Hildt Elisabeth
Center for the Study of Ethics in the Professions, Illinois Institute of Technology, Chicago, IL 60616, USA.
Bioengineering (Basel). 2025 Apr 2;12(4):375. doi: 10.3390/bioengineering12040375.
This article reflects on explainability in the context of medical artificial intelligence (AI) applications, focusing on AI-based clinical decision support systems (CDSS). After introducing the concept of explainability in AI and providing a short overview of AI-based clinical decision support systems (CDSSs) and the role of explainability in CDSSs, four use cases of AI-based CDSSs will be presented. The examples were chosen to highlight different types of AI-based CDSSs as well as different types of explanations: a machine language (ML) tool that lacks explainability; an approach with post hoc explanations; a hybrid model that provides medical knowledge-based explanations; and a causal model that involves complex moral concepts. Then, the role, relevance, and implications of explainability in the context of the use cases will be discussed, focusing on seven explainability-related aspects and themes. These are: (1) The addressees of explainability in medical AI; (2) the relevance of explainability for medical decision making; (3) the type of explanation provided; (4) the (often-cited) conflict between explainability and accuracy; (5) epistemic authority and automation bias; (6) Individual preferences and values; (7) patient autonomy and doctor-patient relationships. The case-based discussion reveals that the role and relevance of explainability in AI-based CDSSs varies considerably depending on the tool and use context. While it is plausible to assume that explainability in medical AI has positive implications, empirical data on explainability and explainability-related implications is scarce. Use-case-based studies are needed to investigate not only the technical aspects of explainability but also the perspectives of clinicians and patients on the relevance of explainability and its implications.
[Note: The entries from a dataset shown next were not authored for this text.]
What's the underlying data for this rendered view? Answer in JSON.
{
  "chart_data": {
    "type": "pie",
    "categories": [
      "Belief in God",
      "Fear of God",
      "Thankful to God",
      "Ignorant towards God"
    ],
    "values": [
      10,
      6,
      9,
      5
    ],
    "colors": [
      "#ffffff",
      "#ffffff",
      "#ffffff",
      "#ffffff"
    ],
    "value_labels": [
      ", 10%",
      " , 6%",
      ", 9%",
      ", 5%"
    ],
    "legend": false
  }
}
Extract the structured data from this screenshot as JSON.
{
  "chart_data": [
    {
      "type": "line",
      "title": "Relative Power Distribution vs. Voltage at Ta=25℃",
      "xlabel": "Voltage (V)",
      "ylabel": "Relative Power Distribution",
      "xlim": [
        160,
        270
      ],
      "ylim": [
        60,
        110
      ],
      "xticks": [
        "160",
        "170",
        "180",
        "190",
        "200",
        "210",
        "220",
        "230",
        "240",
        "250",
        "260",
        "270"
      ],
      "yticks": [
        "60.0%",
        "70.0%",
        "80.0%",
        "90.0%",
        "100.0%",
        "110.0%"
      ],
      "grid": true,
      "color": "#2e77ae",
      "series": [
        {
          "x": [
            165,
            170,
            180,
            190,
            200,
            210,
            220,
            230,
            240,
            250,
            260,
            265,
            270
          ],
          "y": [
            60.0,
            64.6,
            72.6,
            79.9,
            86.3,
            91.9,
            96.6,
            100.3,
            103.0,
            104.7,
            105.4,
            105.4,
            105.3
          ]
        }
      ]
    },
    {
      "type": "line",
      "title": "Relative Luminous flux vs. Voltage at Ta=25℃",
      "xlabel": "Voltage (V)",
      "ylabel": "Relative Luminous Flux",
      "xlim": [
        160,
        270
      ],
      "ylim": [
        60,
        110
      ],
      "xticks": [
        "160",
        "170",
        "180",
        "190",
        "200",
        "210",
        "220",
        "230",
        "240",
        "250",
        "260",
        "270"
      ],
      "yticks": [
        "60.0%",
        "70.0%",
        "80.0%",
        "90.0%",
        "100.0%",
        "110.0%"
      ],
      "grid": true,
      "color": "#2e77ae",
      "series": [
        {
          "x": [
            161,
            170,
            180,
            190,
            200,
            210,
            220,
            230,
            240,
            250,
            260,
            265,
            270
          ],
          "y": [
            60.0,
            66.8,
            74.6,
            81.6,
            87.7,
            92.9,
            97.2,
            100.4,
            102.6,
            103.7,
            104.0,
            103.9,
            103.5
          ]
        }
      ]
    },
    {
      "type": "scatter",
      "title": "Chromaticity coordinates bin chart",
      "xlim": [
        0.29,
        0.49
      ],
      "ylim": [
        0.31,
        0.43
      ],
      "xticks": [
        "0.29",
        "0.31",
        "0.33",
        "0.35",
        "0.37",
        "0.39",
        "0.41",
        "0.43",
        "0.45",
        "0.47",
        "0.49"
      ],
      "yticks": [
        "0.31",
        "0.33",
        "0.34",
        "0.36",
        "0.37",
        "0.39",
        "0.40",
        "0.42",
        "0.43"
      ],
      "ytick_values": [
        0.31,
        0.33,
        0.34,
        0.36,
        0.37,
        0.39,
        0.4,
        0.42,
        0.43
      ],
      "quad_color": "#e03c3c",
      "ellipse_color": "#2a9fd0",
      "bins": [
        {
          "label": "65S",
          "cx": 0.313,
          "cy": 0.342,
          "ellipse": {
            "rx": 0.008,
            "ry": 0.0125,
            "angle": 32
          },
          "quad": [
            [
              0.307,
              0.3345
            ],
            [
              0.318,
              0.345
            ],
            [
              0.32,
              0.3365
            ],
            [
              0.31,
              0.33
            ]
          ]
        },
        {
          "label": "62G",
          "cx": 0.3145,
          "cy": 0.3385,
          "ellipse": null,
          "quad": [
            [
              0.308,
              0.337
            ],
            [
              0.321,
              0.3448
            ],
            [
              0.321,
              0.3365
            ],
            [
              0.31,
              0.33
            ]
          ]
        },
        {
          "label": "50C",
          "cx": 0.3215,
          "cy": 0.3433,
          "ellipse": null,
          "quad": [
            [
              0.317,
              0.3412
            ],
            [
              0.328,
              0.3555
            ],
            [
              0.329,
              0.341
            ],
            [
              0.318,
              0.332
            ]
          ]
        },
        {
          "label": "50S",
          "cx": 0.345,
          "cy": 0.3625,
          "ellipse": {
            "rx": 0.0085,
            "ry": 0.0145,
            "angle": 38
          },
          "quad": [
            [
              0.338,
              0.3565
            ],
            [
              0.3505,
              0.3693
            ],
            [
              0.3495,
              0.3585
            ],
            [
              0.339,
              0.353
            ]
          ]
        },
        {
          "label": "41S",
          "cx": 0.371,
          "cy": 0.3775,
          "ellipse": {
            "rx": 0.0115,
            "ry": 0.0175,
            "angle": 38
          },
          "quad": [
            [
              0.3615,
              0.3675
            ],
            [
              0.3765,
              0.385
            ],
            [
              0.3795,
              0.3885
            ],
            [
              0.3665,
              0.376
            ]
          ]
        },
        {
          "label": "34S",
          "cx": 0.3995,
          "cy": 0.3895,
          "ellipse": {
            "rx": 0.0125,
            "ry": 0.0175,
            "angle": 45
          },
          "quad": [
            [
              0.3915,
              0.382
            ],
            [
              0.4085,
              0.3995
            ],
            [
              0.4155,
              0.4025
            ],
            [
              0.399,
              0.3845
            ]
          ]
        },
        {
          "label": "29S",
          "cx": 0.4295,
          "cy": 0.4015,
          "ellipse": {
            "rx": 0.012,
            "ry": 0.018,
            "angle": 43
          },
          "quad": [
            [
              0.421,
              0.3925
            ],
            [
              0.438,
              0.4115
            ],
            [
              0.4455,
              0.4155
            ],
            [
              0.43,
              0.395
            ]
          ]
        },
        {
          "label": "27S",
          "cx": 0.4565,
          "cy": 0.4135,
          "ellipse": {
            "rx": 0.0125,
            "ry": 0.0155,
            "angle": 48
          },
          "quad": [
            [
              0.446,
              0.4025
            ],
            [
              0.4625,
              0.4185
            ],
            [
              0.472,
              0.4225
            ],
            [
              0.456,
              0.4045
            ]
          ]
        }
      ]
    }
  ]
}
本文探讨了医学人工智能(AI)应用背景下的可解释性,重点关注基于AI的临床决策支持系统(CDSS)。在介绍了AI中的可解释性概念,并简要概述了基于AI的临床决策支持系统(CDSS)以及可解释性在CDSS中的作用之后,将介绍基于AI的CDSS的四个用例。选择这些例子是为了突出不同类型的基于AI的CDSS以及不同类型的解释:一种缺乏可解释性的机器学习(ML)工具;一种具有事后解释的方法;一种提供基于医学知识解释的混合模型;以及一种涉及复杂道德概念的因果模型。然后,将讨论可解释性在这些用例背景下的作用、相关性和影响,重点关注七个与可解释性相关的方面和主题。这些方面包括:(1)医学AI中可解释性的受众;(2)可解释性对医学决策的相关性;(3)提供的解释类型;(4)(经常被提及的)可解释性与准确性之间的冲突;(5)认知权威和自动化偏差;(6)个人偏好和价值观;(7)患者自主权和医患关系。基于案例的讨论表明,可解释性在基于AI的CDSS中的作用和相关性因工具和使用背景的不同而有很大差异。虽然可以合理地假设医学AI中的可解释性具有积极影响,但关于可解释性及其相关影响的实证数据却很少。需要进行基于用例的研究,不仅要调查可解释性的技术方面,还要调查临床医生和患者对可解释性的相关性及其影响的看法。